Transferagenten übernehmen gesetzlich festgelegte Aufgaben nach Section 3(a)(25) des Securities Exchange Act von 1934, darunter das Gegenzeichnen von Wertpapieren bei Ausgabe, die Überwachung von Ausgaben zur Verhinderung unbefugter Emissionen, die Registrierung von Wertpapierübertragungen, den Austausch oder die Umwandlung von Wertpapieren sowie die buchhalterische Übertragung des Eigentums an Wertpapieren. Jede Person, die diese Aufgaben für ein qualifiziertes Wertpapier ausführt, muss sich gemäß Section 17A(c)(1) des Exchange Act bei der Kommission oder einer anderen zuständigen Aufsichtsbehörde registrieren.

„Dieser Vorschlag würde die Regeln der Kommission straffen und modernisieren, um die aktuellen Prozesse und Abläufe von Transferagenten widerzuspiegeln, einschließlich der Nutzung elektronischer Kommunikation und Blockchain‑Technologie im Zusammenhang mit Wertpapieremissionen und Aktienübertragungen“, sagte SEC‑Chairman Paul S. Atkins.

„Da sich die Technologie wandelt und der wettbewerbsintensive Markt sich weiterentwickelt, erfordert gute Regierungsführung die Überprüfung von Altlasten‑Regeln und -Vorschriften“, sagte Jamie Selway, Direktor der SEC‑Division für Handel und Märkte. Selway bezeichnete den Vorschlag als einen weiteren Schritt in Chairman Atkins‘ Bestreben, den regulatorischen Rahmen der Behörde voranzutreiben.

Die Vorschlagsmitteilung stellt fest, dass Transferagenten zunehmend mit tokenisierten Wertpapieren, künstlicher Intelligenz und anderen Formen digitaler Infrastruktur arbeiten und dass Marktteilnehmer aktiv versuchen, blockchain‑native oder „on‑chain“ Transferagenten in den US‑Markt zu bringen. Laut der Mitteilung geben die aktuellen Regeln für Transferagenten keinerlei Vorgaben zu Informationssicherheit, Cyber‑Sicherheit, Notfallwiederherstellung und operationellem Risiko, und es gibt keine Kommissionsregeln, die die Pflichten von Transferagenten beim Entfernen restriktiver Legenden von Wertpapieren festlegen.

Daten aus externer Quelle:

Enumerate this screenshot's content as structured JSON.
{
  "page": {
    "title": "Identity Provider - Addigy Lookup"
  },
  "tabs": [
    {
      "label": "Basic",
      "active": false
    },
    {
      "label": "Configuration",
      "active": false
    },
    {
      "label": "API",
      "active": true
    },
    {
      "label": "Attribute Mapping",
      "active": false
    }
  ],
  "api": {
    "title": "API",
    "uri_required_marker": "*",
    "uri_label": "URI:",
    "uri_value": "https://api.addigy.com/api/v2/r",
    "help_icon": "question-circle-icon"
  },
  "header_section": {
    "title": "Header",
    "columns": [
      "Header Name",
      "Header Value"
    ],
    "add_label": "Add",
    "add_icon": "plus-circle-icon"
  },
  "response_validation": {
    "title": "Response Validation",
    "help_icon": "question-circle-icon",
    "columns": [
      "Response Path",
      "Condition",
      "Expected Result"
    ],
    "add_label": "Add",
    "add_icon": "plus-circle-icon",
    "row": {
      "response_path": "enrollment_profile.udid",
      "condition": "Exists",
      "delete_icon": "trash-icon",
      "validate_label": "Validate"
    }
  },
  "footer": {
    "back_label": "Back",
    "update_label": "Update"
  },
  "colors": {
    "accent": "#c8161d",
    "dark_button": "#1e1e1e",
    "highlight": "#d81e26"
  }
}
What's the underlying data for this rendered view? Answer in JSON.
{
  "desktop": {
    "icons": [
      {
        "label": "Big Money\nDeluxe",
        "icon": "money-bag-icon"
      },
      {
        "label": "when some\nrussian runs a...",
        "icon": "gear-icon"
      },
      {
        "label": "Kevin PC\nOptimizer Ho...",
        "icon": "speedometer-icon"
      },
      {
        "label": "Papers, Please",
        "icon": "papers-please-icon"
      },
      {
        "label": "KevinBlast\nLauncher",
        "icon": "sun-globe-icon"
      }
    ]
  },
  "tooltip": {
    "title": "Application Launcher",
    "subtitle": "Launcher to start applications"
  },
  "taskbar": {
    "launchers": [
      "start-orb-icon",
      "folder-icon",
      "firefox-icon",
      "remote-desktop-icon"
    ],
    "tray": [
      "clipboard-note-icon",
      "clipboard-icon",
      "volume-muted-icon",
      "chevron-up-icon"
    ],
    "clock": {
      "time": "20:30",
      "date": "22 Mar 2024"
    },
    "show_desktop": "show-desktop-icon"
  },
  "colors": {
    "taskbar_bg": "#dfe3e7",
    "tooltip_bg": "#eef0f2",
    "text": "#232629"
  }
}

Vorgeschlagene Änderungen an bestehenden Regeln und Formularen

Nach den vorgeschlagenen Änderungen zu Rule 17ac2-1 würde die Registrierung eines Transferagenten 45 Tage nach Einreichung von Form TA‑1 oder einer Änderung eines ausstehenden Antrags wirksam werden, anstatt der derzeitigen 30 Tage. Die Kommission erklärte, dass 30 Tage oft nicht ausreichen, um zu entscheiden, ob ein Registrierungsantrag beschleunigt, abgelehnt oder verschoben werden soll.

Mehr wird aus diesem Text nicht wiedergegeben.